Five key factors are to be considered by a court in deciding whether or not to enforce restrictive covenants: 1) length of time of restriction, 2) geographical location, 3) extent to which the covenant is protecting legitimate business interests, 4) the extent to which the employee’s opportunity to pursue an occupation is restricted and 5) the extent of interference with public interest. A finding of unreasonableness of just one factor could void the agreement.

The first and second factors are usually used in lawsuits regarding a restrictive covenant, which makes Judge Robinson’s decision so atypical. She instead determined that the agreement was not proper due to the third and fourth factor of determining the restrictive covenant’s validity.

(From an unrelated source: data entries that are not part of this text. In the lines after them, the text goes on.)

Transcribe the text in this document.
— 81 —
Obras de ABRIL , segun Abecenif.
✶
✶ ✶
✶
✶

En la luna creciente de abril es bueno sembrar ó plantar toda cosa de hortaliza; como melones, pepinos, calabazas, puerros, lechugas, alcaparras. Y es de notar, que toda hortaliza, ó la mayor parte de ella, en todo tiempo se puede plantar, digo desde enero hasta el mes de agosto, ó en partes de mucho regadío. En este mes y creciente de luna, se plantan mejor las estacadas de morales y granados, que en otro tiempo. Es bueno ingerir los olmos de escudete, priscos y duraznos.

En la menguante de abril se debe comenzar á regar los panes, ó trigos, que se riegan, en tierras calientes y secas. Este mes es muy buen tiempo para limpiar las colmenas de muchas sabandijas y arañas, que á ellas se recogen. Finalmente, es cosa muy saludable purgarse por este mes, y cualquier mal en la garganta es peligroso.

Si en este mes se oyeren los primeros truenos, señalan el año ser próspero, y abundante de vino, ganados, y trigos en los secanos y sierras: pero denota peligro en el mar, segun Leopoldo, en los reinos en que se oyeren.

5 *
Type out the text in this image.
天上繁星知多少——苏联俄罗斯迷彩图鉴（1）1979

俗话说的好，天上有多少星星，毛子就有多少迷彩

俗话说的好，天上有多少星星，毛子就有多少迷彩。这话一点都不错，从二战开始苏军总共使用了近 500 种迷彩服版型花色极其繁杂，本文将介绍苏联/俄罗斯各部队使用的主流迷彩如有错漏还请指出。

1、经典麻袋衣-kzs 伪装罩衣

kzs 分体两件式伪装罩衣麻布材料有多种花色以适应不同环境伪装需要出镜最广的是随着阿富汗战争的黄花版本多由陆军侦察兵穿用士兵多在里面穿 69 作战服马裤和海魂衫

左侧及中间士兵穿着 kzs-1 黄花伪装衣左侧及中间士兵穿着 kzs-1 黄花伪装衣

A non compete covenant must be reasonable in light of the current business practices of the company. If a company allows competion, then the non compete agreement will be viewed with disfavor. Judge Robinson found that CDI occasionally “outsourced display and design work to other individuals and to other companies, with whom it competes without requiring that they execute any Non-compete,…Agreements …thereby giving them access to designs and plans.” Thus, the company

Further, the judge found that other salespeople joined and left the company without being required to sign any form of non-competes. The fact that principals at CDI did not require other employees or competitors to sign this agreement indicates that they did not believe that restrictive covenants were necessary. In addition, CDI had no specific trade secrets that the defendants took with them to the competitor. CDI’s client information was not secret. It was readily available through CDI’s website and other public venues. Because CDI had no secrets to safeguard, the court found the protections of the non-compete agreement unnecessary and thus, unreasonable. Although they might have learned certain aspects of the business from CDI, Laberge and Miller did not possess any protected knowledge of the company as it was known to multiple competitors.

The court also found that the covenant impeded the employees’ chances of finding another occupation in the same field. “The test for reasonableness is not whether the defendants would be able to make a living in other ways, or in other occupations, but whether or not the [covenant] as drafted and applied would unfairly restrain their ’opportunity’ to pursue their occupation.” The ban against working in any area the employees were involved in at CDI, along with the restriction against working with a previous CDI client, effectively keeps the defendants out of the portable display industry all together.

So what does this mean for employees? If the non-compete looks like it is a blanket prohibition against working in the same market and your employer’s business is not highly confidential, tell your employer that the agreement may not be enforceable and refer to the facts in this article.